Untuk jangka panjang, Dr. Imron menekankan pentingnya menjaga arus masuk dolar dan mencegah capital outflow. “Kuncinya adalah menjaga kepastian hukum, stabilitas politik, dan kondisi ekonomi yang kondusif agar investor merasa aman berinvestasi di Indonesia,” katanya.
Pemerintah juga diharapkan memastikan transaksi perdagangan internasional berjalan lancar untuk menjaga ketersediaan dolar di dalam negeri, yang akan membantu memperkuat posisi rupiah di pasar valuta asing.

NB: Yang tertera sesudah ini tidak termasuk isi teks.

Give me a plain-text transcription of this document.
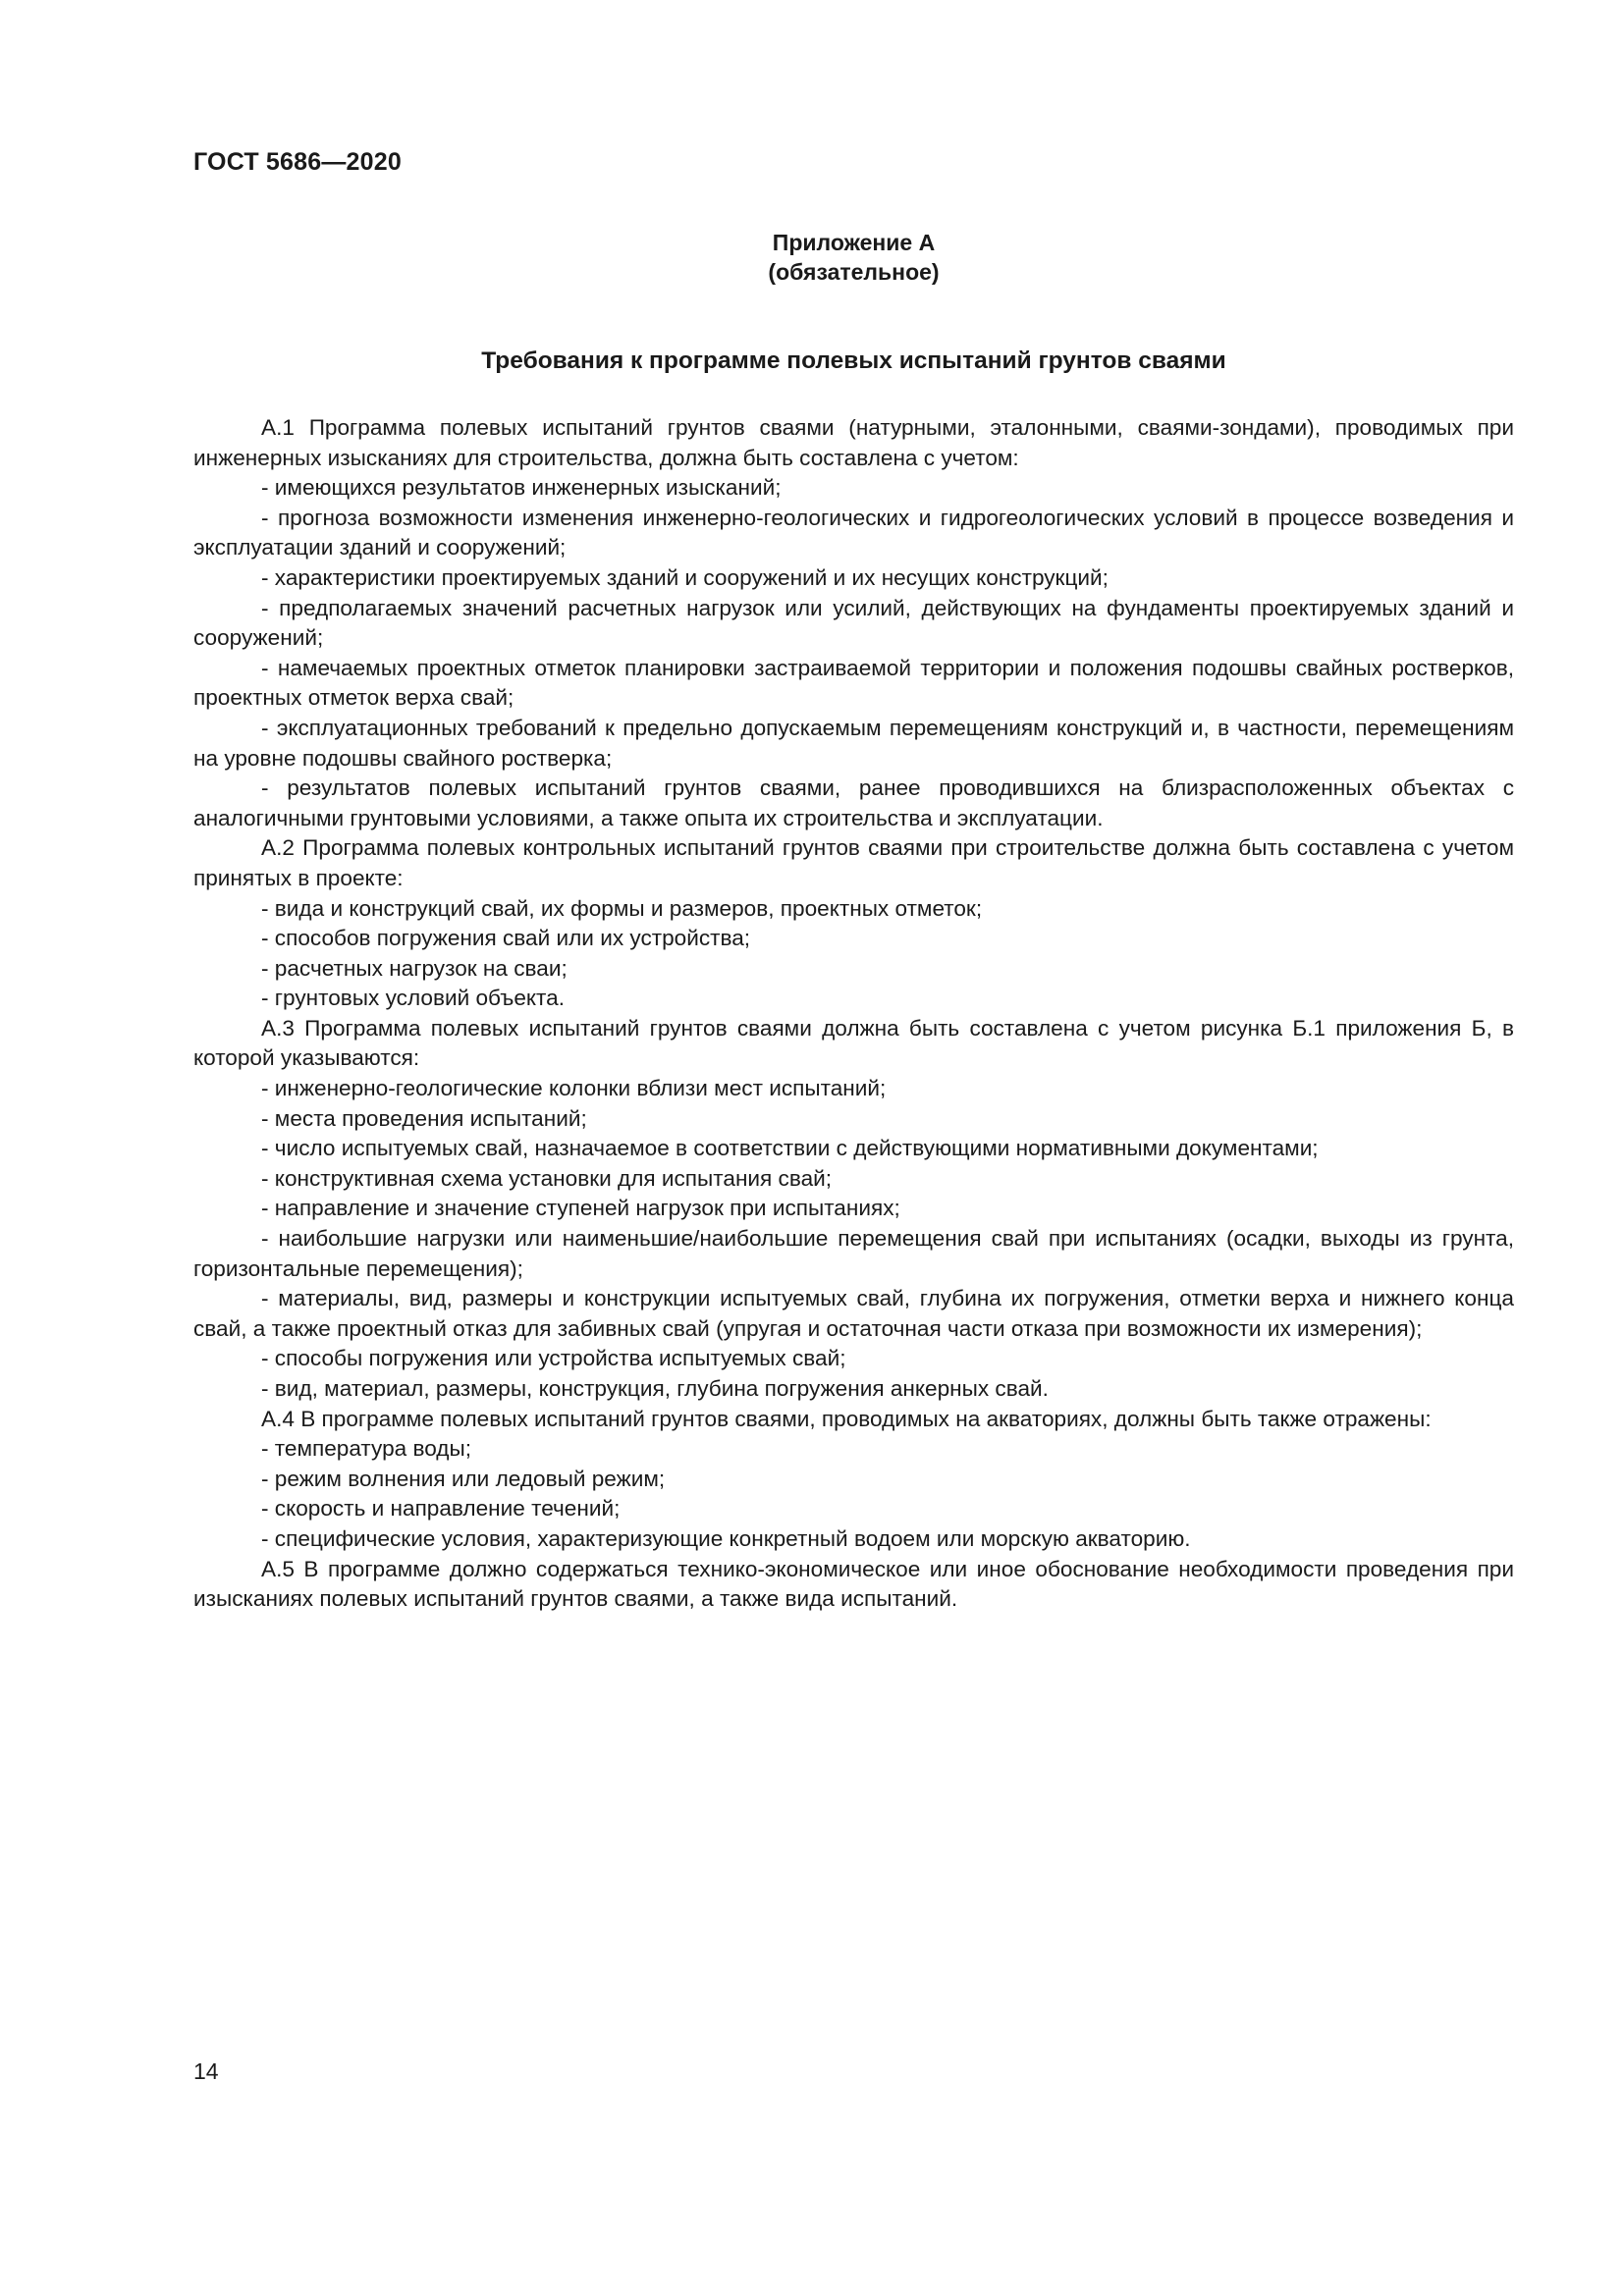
ГОСТ 5686—2020
Приложение А
(обязательное)
Требования к программе полевых испытаний грунтов сваями

А.1 Программа полевых испытаний грунтов сваями (натурными, эталонными, сваями-зондами), проводимых при инженерных изысканиях для строительства, должна быть составлена с учетом:

- имеющихся результатов инженерных изысканий;

- прогноза возможности изменения инженерно-геологических и гидрогеологических условий в процессе возведения и эксплуатации зданий и сооружений;

- характеристики проектируемых зданий и сооружений и их несущих конструкций;

- предполагаемых значений расчетных нагрузок или усилий, действующих на фундаменты проектируемых зданий и сооружений;

- намечаемых проектных отметок планировки застраиваемой территории и положения подошвы свайных ростверков, проектных отметок верха свай;

- эксплуатационных требований к предельно допускаемым перемещениям конструкций и, в частности, перемещениям на уровне подошвы свайного ростверка;

- результатов полевых испытаний грунтов сваями, ранее проводившихся на близрасположенных объектах с аналогичными грунтовыми условиями, а также опыта их строительства и эксплуатации.

А.2 Программа полевых контрольных испытаний грунтов сваями при строительстве должна быть составлена с учетом принятых в проекте:

- вида и конструкций свай, их формы и размеров, проектных отметок;

- способов погружения свай или их устройства;

- расчетных нагрузок на сваи;

- грунтовых условий объекта.

А.3 Программа полевых испытаний грунтов сваями должна быть составлена с учетом рисунка Б.1 приложения Б, в которой указываются:

- инженерно-геологические колонки вблизи мест испытаний;

- места проведения испытаний;

- число испытуемых свай, назначаемое в соответствии с действующими нормативными документами;

- конструктивная схема установки для испытания свай;

- направление и значение ступеней нагрузок при испытаниях;

- наибольшие нагрузки или наименьшие/наибольшие перемещения свай при испытаниях (осадки, выходы из грунта, горизонтальные перемещения);

- материалы, вид, размеры и конструкции испытуемых свай, глубина их погружения, отметки верха и нижнего конца свай, а также проектный отказ для забивных свай (упругая и остаточная части отказа при возможности их измерения);

- способы погружения или устройства испытуемых свай;

- вид, материал, размеры, конструкция, глубина погружения анкерных свай.

А.4 В программе полевых испытаний грунтов сваями, проводимых на акваториях, должны быть также отражены:

- температура воды;

- режим волнения или ледовый режим;

- скорость и направление течений;

- специфические условия, характеризующие конкретный водоем или морскую акваторию.

А.5 В программе должно содержаться технико-экономическое или иное обоснование необходимости проведения при изысканиях полевых испытаний грунтов сваями, а также вида испытаний.

14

Dr. Imron memproyeksikan bahwa dalam beberapa bulan ke depan, IHSG akan bergerak di kisaran Rp 7.100 hingga Rp 7.354. “Jika level support Rp 7.207 berhasil ditembus, indeks bisa turun ke level Rp 7.050 hingga Rp 7.200. Namun, jika mampu melewati level resistensi Rp 7.354, IHSG berpotensi naik hingga Rp 7.400,” ujarnya.
Ia menyarankan pelaku pasar untuk melakukan hedging guna mengelola risiko akibat fluktuasi nilai tukar. Pelaku usaha yang membutuhkan dolar juga dianjurkan menyiapkan cadangan dolar sejak dini untuk mengantisipasi kemungkinan pelemahan rupiah di masa depan.
“Diversifikasi portofolio juga penting. Investor bisa mempertimbangkan menempatkan sebagian dana di instrumen berbasis dolar AS untuk mengurangi risiko fluktuasi nilai tukar,” tutup Dr. Imron. (hdl)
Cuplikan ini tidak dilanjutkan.